The E-P1 is a Micro Four Thirds camera styled after the famous Olympus Pen series. If Micro Four Thirds is new to you, check out my piece on it earlier in the blog. Basically it is a system that allows for cameras no larger than big compacts to have a large sensor (half the effective size of a full-frame 35 mm camera) and interchangeable lenses. Currently there are four models available. Two of them, Panasonic G1 and GH1, look like small digital SLRs. The E-P1, first available in the UK in June 2009, now has a competitor – the Panasonic GF1 that is identical in size. Since I have a Panasonic G1 on which the GF1 is based, I will discuss the key differences.
We were having lunch at Le Vieux Logis at Tremolat in France and Didi my wife asked me to take a photo of one of the tasting courses so she could reproduce it. This is from the E-P1 set on iAuto (and cropped). For those foodies amongst you this is a lobster ravioli on which are some cepes in a glazed sauce and a fresh vegetable bruschetta. Tremolat is on the River Dordogne more-or-less between Bergerac and Sarlat and Le Vieux Logis serves its gastronomic tasting menu on weekdays for lunch at 38 Euros a head. It’s remarkable value for money. Don’t think I do this every day! It was my Birthday.

This is the Panasonic TZ6 (or ZS1 if you live in the USA) and it is the cheaper sibling of the TZ7 that has a slightly larger LCD and a HD video mode. Normally I wouldn’t be seen dead with one of these but then neither would several pros I know who have one too. It has a Leica-badged lens from (35mm equivalent) 25-300mm with image stabilisation and I do have to say that there are no great distortions or other nasties in that huge 12x range and the lens is crisp with good colour. My trusty Ricoh R4 expired when hitting a concrete floor some 10 feet below me and this is its replacement. The R4 had a 28-200mm lens with pretty minimal user-adjustments but more than is available on the TZ6. This is a “nanny knows best” camera and it does seem to do that. The “intelligent auto” mode produces good results and will switch between “iModes” as required. There is a “normal” mode that allows a little user intervention. For example the color mode setting gives a choice of standard, natural, vivid, b/w, sepia, cool and warm.
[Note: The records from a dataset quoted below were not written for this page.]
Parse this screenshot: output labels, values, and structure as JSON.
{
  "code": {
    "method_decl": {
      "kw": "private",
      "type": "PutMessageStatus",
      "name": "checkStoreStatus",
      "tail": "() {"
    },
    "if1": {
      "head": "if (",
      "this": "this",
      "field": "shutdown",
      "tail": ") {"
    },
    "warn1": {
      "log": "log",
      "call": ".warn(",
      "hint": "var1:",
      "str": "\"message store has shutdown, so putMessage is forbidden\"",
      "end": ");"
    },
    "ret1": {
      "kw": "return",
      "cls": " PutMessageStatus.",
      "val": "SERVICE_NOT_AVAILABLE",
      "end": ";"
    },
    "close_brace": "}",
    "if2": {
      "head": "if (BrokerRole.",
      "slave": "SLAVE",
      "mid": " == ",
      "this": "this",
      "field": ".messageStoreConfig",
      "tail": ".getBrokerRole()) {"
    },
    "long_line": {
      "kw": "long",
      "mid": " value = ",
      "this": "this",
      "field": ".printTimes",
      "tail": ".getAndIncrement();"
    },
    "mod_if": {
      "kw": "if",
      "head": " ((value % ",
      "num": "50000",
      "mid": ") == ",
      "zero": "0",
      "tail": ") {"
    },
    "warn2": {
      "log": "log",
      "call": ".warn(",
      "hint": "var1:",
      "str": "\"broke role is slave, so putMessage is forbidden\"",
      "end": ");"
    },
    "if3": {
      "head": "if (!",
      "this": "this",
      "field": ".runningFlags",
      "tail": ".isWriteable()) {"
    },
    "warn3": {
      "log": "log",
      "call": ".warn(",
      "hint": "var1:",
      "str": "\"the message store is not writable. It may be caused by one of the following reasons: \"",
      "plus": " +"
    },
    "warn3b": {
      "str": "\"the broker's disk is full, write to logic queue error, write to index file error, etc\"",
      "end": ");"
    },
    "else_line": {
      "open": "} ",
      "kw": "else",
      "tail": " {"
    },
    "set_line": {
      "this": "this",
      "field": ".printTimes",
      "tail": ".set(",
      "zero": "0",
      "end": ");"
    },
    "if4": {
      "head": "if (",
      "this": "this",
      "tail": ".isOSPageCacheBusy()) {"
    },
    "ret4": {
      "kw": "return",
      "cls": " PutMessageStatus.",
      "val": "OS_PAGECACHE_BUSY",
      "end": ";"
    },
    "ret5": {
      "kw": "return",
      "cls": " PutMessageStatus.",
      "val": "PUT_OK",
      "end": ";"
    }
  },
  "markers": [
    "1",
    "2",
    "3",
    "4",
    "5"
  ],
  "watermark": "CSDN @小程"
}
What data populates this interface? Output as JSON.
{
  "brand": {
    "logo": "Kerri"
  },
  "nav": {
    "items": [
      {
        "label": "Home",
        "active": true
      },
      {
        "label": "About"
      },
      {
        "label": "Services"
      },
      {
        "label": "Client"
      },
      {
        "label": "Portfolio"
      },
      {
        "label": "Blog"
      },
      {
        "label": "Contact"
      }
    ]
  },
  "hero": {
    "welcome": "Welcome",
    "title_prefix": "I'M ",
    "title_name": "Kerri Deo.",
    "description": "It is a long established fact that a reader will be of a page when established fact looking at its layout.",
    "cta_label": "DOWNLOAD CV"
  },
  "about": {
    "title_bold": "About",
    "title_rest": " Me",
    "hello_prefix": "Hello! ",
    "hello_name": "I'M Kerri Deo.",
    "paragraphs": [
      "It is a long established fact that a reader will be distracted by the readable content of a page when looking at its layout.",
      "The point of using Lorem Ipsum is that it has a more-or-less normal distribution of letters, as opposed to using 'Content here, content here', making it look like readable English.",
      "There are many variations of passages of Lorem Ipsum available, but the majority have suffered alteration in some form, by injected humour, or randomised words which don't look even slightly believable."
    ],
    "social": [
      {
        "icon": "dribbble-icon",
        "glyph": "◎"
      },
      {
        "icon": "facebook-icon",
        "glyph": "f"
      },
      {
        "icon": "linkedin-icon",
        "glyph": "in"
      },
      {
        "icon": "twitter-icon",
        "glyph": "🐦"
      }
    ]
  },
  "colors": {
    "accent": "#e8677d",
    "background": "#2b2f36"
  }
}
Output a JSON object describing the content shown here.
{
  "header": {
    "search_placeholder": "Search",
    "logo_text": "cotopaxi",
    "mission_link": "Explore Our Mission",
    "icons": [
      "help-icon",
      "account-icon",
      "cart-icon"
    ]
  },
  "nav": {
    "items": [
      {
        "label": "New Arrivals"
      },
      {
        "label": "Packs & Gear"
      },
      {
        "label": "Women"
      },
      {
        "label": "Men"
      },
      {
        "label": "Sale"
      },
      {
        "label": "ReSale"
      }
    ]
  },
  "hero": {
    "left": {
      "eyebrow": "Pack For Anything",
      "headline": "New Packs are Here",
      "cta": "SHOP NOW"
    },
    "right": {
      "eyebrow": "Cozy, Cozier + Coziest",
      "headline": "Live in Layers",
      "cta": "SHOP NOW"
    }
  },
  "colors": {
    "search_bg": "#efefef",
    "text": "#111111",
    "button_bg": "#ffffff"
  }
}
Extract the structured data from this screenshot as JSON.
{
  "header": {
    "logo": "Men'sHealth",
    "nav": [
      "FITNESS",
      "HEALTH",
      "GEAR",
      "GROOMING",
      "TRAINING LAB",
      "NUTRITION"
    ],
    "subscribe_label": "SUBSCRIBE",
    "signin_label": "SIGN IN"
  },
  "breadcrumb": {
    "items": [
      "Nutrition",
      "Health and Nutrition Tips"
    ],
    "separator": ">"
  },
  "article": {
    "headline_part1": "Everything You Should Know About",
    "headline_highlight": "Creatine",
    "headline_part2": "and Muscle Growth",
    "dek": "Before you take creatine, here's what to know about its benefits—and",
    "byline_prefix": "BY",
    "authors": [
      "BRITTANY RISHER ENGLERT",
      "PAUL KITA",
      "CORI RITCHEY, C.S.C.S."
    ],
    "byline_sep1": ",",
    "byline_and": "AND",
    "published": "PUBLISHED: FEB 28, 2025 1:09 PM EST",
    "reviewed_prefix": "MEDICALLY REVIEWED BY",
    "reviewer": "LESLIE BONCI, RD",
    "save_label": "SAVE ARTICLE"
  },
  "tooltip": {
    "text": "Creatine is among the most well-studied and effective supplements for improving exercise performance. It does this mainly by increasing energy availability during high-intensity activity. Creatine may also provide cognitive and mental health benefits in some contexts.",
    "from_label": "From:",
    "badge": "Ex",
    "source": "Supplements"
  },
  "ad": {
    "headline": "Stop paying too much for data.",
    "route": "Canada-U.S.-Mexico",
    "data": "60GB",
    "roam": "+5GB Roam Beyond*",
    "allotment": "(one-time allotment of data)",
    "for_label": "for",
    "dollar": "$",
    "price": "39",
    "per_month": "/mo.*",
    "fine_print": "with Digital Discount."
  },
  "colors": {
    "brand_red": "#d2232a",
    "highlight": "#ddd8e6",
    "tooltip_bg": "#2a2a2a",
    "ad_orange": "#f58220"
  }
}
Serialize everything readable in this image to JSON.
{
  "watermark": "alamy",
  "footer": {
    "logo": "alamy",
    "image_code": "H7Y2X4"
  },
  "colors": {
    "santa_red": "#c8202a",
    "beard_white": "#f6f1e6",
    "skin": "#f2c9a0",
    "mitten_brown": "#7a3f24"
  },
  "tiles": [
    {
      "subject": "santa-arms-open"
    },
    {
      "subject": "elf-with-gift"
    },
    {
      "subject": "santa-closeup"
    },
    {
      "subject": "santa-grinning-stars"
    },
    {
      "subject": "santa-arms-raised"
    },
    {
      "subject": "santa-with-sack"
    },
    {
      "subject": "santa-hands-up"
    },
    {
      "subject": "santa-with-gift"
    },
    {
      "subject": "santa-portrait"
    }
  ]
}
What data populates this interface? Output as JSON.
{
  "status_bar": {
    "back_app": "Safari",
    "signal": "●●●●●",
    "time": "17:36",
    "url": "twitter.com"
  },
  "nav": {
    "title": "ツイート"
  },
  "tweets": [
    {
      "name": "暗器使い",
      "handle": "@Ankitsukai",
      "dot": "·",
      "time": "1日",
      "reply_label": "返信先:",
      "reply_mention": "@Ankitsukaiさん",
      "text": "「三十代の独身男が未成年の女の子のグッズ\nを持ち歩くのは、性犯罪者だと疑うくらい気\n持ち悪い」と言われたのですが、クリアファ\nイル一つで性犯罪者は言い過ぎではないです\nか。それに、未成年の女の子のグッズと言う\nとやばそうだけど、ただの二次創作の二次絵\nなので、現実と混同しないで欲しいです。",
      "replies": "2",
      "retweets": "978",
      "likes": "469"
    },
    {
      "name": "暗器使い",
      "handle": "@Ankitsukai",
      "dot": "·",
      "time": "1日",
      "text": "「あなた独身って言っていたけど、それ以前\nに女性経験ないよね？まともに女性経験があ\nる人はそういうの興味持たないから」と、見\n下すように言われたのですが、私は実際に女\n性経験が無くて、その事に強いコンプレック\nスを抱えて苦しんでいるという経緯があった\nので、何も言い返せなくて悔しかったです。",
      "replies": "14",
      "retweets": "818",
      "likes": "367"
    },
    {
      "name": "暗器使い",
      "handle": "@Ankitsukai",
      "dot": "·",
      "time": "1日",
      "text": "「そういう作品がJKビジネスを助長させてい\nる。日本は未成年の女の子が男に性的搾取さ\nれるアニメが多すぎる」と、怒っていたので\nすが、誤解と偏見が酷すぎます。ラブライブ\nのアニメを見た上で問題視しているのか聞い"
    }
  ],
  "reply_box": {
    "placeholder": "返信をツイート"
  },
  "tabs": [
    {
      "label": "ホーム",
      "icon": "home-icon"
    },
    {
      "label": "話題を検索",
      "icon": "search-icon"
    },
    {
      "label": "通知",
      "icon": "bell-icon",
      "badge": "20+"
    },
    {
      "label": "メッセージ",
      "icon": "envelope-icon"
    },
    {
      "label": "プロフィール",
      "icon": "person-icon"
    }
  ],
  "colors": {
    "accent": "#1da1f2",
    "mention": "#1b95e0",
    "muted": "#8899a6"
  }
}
There is a plethora of scene modes, 27 all told, that are useful. You can record a voice clip with any shot and there is a “text” mode that captures low-res shots to the camera’s internal “clipboard” memory. In summary, this is a pure point and shoot camera that does its own thing and does it really rather well. It is available in the UK from most mail-order stores for a touch under £200.
I didn’t say that first. It was the title of Michael Reichmann’s review of the Ricoh GX100 on his site The Luminous Landscape. Note the four star rather than five star. If it were five there would be no need for another similar sized camera. Hence the three preceding it in this write-up. This is a great attempt to produce something that could emulate a Leica but with a really good zoom lens. And it largely does that. Unfortunately for an upgrade of this camera Ricoh didn’t address its few shortcomings but produced the GX200 with more megapixels, more noise and less camera as a result. But then Ricoh is like that.